Take a moment to grab a piece of your clothes and gently pull up. What happens?
For that moment you are holding your shirt or pants, take a look at what is happening around the pull. Now imagine you continue to hold that for a day, a month a year that same exact way.
More than likely you won’t be able to wear that shirt or pants anymore because you have stretched it and it is not going to fit right anymore. What would happen inside our bodies is that tissue will grow and change to correct the imbalance of that “pull”. Our body wants to correct itself and adapt.
This is exactly what can happen inside your body when you tense up and something called the fascia acts inside your body just like your clothes would on the outside.
What is the fascia you might ask?
It’s the connective tissue that literally touches everything inside of our anatomy, and therefore affects EVERYTHING in our bodies. There are multiple layers of fascia and when performing massage (up until this point) we have been mostly working with the superficial layer.
When you hear of myofascial work, that simply means that you are receiving work that is focusing on the connective tissue associated with muscle.
Fascia connects more than just muscle, it runs throughout your whole body.
When you get a massage or body treatment and it is really good, it can last about 72 hours, but if you perform the appropriate exercises and/or movements the effects of a message can last much longer.
In 2013 I took an introductory course in structural integration, which explores this concept of working with the fascial system.
My certification in Orthopedic Massage did touch on some of this work, but it was great to get a deeper understanding of where James Waslaski (my guru for orthomassage) got his background to develop the work that I learned.
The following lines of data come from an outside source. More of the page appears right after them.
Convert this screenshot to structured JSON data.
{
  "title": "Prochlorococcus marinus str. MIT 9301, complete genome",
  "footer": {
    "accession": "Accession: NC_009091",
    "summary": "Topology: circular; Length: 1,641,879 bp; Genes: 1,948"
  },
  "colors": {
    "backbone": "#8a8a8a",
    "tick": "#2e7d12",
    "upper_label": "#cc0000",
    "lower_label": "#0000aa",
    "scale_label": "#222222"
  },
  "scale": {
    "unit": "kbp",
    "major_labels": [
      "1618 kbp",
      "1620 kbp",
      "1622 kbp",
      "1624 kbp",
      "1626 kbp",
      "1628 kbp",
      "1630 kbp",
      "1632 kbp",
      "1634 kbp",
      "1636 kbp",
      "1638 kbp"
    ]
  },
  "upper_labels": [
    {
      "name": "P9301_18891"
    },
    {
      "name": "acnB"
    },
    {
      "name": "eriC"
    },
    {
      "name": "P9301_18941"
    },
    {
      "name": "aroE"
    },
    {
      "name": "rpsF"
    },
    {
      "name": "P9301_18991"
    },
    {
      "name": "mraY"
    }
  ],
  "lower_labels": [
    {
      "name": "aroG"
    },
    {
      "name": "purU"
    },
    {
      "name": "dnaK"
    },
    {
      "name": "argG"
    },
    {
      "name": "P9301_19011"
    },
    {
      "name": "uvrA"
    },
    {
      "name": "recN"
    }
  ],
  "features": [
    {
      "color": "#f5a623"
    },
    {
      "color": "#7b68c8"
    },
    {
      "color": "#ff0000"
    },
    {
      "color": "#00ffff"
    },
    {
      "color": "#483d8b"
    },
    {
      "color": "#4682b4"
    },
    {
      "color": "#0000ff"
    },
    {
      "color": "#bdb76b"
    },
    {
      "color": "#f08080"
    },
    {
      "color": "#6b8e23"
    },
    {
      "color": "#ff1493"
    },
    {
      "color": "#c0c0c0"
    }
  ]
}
It makes me realize that I can’t get caught up in the symptoms that clients are reporting when they come to see me. The whole body needs to be assessed and addressed. More often than not the client will be telling me where it hurts and wants me to just get right to rubbing that specific spot.
Have you ever had an experience when you have gone for a massage and the massage therapist has worked on your “hot spot” and had lasting relief? Any relief? Did you have an adverse reaction? What about if you went in and told your “hot spot” and didn’t even really touch it much? What was the outcome?